I reckon we’ve been blessed to get it pretty much spot on with Danyal. So, for those of you new to this blog, Danyal finished his A-levels, the UK exams for 18-year-olds, when he was 11 with two A-grades in Maths and Physics. By freeing himself from the rigid structure of the school syllabus so early, it allowed him to explore his passions.
Alright, so he bummed around for a year and eventually found a passion for coding. A year later, he asked to work for free at Jibble and got in. Sure, I’m the CEO of Jibble, he’s my son, it all sounds very nepotistic, but he got the job on his own merits. I mean, why would we refuse someone who finished his A-levels aged 12 and agreed to work for free? And BTW we made sure we broke no child labour laws!!!
Danyal is now a junior-to-mid level coder, he also does some product management, he built an Indonesia payroll app in his spare time, and aged 15, he’s financially independent. He is learning or fluent in 6 languages, he’s also had the time to play a TON of football, so plays club-level U18 football and is also the U16 captain.

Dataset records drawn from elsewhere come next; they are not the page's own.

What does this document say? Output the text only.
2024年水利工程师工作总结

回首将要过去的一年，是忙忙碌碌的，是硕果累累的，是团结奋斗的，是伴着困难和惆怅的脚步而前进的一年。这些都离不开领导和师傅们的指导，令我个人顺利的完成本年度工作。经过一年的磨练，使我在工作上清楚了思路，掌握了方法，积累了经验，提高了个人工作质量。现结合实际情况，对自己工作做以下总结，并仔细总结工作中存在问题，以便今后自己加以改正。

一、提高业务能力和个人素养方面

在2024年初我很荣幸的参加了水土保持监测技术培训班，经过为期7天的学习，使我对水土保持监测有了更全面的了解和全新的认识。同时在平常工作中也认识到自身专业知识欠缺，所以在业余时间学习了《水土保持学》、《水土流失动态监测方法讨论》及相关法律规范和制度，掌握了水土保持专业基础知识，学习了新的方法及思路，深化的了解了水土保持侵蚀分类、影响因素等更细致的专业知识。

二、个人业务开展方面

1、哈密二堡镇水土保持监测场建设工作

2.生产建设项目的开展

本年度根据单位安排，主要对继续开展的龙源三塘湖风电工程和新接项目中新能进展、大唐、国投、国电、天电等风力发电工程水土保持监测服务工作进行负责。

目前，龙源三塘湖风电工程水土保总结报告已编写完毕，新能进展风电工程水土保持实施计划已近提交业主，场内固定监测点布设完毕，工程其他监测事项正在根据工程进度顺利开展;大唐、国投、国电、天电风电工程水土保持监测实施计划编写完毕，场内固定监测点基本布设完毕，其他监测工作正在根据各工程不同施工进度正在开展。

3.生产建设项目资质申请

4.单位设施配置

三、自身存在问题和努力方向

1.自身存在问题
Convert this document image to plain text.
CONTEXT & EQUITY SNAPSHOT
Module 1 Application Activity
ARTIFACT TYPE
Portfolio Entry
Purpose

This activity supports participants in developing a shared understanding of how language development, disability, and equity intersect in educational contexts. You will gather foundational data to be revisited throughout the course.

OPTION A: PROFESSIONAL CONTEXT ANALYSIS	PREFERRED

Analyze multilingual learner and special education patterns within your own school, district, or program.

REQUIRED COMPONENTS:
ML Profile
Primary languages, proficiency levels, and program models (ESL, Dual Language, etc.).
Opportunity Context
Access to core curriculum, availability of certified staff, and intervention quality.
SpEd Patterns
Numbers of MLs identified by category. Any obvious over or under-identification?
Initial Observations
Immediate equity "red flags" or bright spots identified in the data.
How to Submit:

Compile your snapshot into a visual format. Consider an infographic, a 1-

By focusing on his passions so early he’s been able to develop them when he’s young and hungry. Given he’s got 3+ years of full-time (and passionate) coding experience and is the youngest person ever to have achieved an A in a Physics A-level, he’s got a very good chance of getting a graduate job as a developer at the likes of Facebook, Google, Tesla. He’s also in a great position to start a business as tech businesses are built on code.
Software engineering is incredibly meritocratic – I mean, we at Jibble don’t even look at degrees for our software engineer applicants, we just check out their code – and it’s a great career for those who don’t want to spend years getting degrees. Further, most coders really enjoy their work because they’re building stuff and solving problems, it’s challenging and rewarding, it can be done remotely which means flexibility, and it’s well-paid.
Listen, if your kid isn’t doing well at school, they’re not giving it their all, they’re not studying with passion, then school is a big waste of time. If one doesn’t give it their all in whatever they do they may as well not bother, that’s my own rule of life. Then encourage them to code or learn softer skills such as product design or simply understand products such as Salesforce, and if they like it, which they probably will, pull them out of school and let them loose. Within a couple of years of gaining USEFUL skills that employers value, they’ll probably get a decent graduate-level job – a far more direct route than two years of exams to get into university and around four years at university.
Yes, Danyal has no plans on doing a degree – in the world of technology they don’t have the value they once did. He just loves his life of coding, football, football, and football. With no more exam stress, plenty of money, and more options than any graduate I know, I think he’s in a good place.